Different types of methods can be used to distill water. Essentially, distillation entails boiling the water to produce vapor, leaving behind any and all contaminants, which luckily, have a higher boiling point than H20. Once the water entirely vaporizes, that vapor is put into a clean container where it condenses back into pure water. So merely boiling the water will not distill it, it will only potentially remove few toxins.
It is debatable whether drinking large amounts of distilled water is ideal for the human body. Some claim that because the distillation process strips the water of everything besides pure H2O, the natural occurring, potentially beneficial minerals are being extracted as well. However, some research has found that the potentially beneficial minerals present in water are unlikely to be able to be absorbed by the human body.
Let's get started!
Step 1: Materials
You will need:
A deep pot with a lid that is concave if turned upside side (i.e is domed if place on pot properly) This will be used to hold the ice.
Ice.

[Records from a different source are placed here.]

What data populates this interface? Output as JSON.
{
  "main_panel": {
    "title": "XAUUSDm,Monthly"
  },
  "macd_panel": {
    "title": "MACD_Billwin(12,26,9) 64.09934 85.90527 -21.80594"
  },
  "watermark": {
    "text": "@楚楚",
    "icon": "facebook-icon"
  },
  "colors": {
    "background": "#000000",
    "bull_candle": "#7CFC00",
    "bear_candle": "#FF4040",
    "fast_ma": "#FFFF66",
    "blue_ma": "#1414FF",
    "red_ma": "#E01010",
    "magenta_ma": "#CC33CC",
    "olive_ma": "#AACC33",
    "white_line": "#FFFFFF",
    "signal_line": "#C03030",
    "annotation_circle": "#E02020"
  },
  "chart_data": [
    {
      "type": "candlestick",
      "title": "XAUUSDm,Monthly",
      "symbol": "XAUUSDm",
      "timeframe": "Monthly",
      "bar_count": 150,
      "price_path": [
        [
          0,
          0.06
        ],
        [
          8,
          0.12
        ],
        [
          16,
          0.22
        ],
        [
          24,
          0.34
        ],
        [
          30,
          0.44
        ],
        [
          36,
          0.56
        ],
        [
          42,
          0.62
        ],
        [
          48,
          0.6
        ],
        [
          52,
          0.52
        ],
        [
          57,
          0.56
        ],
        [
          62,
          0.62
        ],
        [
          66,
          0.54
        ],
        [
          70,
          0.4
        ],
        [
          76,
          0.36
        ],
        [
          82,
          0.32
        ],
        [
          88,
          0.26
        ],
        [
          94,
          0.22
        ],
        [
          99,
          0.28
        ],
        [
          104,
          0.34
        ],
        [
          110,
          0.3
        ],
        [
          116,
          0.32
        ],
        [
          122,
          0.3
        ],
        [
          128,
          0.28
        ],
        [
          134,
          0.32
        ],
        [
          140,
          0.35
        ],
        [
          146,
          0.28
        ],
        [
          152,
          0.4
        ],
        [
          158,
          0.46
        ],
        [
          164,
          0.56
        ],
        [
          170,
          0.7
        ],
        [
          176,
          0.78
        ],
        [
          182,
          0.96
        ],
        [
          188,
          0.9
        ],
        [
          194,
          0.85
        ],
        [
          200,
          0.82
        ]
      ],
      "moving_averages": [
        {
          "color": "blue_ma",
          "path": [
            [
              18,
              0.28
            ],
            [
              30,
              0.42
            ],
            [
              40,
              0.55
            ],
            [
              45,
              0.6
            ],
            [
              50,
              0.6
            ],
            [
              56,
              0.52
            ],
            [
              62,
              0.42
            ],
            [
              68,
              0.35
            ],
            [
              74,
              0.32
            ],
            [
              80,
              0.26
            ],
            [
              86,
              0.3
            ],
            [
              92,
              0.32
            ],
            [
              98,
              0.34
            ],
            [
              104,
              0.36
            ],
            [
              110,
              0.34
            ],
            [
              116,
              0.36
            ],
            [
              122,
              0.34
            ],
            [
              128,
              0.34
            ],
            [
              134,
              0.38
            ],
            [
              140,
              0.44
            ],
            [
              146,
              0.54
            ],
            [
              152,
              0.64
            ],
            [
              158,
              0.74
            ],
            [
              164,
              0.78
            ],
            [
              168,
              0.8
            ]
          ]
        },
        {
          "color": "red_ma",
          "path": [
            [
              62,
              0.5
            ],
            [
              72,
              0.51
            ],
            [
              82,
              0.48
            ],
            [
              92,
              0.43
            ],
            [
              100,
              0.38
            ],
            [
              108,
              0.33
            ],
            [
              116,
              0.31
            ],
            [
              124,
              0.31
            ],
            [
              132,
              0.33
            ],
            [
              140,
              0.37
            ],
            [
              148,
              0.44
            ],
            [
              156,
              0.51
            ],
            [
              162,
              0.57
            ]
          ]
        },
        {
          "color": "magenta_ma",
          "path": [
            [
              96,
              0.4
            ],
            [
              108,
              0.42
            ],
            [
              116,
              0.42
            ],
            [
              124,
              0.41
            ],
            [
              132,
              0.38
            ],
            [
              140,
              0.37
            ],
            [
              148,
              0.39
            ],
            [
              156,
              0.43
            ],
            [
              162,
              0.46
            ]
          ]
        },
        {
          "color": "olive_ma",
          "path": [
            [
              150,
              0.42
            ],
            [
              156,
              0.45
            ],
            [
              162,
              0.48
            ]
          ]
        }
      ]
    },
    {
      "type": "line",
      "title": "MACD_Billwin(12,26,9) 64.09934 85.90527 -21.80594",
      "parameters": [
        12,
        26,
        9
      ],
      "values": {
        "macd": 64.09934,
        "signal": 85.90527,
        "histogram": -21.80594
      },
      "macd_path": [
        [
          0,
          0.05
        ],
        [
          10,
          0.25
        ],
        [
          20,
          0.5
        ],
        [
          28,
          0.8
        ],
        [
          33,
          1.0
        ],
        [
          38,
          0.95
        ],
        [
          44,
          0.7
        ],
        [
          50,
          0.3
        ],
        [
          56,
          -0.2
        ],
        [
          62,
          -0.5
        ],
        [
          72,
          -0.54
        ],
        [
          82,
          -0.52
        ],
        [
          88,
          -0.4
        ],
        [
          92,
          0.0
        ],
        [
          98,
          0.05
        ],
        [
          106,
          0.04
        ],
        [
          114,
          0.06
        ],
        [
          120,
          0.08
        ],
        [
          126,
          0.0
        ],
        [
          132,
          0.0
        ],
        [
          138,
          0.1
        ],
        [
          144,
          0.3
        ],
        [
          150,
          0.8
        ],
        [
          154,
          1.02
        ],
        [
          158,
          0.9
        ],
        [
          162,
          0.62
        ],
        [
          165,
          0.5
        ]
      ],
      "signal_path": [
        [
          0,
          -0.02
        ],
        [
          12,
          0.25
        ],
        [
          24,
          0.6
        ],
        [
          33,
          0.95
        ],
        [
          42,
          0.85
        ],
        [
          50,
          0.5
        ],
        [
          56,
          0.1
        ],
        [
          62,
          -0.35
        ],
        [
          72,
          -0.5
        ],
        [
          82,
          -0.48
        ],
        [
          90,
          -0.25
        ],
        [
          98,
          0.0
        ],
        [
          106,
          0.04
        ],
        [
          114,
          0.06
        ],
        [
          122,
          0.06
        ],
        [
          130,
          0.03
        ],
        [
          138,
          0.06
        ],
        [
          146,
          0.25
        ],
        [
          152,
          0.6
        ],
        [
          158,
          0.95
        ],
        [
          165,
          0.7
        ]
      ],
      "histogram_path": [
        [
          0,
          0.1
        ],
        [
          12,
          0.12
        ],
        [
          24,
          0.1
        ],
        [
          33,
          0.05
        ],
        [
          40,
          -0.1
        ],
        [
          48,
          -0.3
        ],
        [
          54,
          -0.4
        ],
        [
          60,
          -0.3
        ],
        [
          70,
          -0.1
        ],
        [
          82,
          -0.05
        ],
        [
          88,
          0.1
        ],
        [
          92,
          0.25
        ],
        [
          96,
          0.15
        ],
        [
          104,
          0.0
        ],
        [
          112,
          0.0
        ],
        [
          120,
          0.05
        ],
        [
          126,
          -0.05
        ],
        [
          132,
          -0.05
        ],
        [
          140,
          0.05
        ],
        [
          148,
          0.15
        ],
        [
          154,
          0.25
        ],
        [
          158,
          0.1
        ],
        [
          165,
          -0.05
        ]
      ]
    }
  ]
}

Amount varies depending on outside temperature and how much water is being boiled. However, if you do not have access to ice, that is fine too. The condensation process will just take longer, but you can still have distilled water.
A glass bowl that floats. Depending how deep the bowl sinks naturally, you will need to keep checking to make sure the distilled end product does not cause it to sink. You'll figure this out as you begin seeing water forming in the glass bowl.
Step 2: Filling Pot and Heating
Fill your pot with much more water than you want distilled. Place on medium to hi heat
Step 3: Receiver Flask and Lid
Place your glass bowl (receiver flask) into your pot, making sure it floats well enough to allow for some water to be poured into it without sinking.
Place your lid onto your pot upside down
Step 4: Ice
Once your lid is on, place ice onto it. How much ice you use depends on how big the lid is, but as it melts, you can throw it out and put fresh ice onto it.
The ice is designed to cool the distillate to speed and improve condensation, which happens in the receiver flask. Accordingly, you could distill water without ice, but it may take longer to create condensation.
Step 5: Condensation Forming
If you lift the lid off your pot slightly, you will see small droplets of water forming and falling off the inside of your lid onto the glass bowl. It may be hard to tell from the 2nd photo, but the droplets have turned into quite the small pool in the glass bowl. It's amazing to see the process as it is a mini ecosystem of its own.
Step 6: Removing and Storing
Once you think that your glass bowl will not be able to sustain any more water weight without sinking, remove it from the pot carefully and store in a clean glass container.
Enjoy your new life skill and your freshly brewed distill water!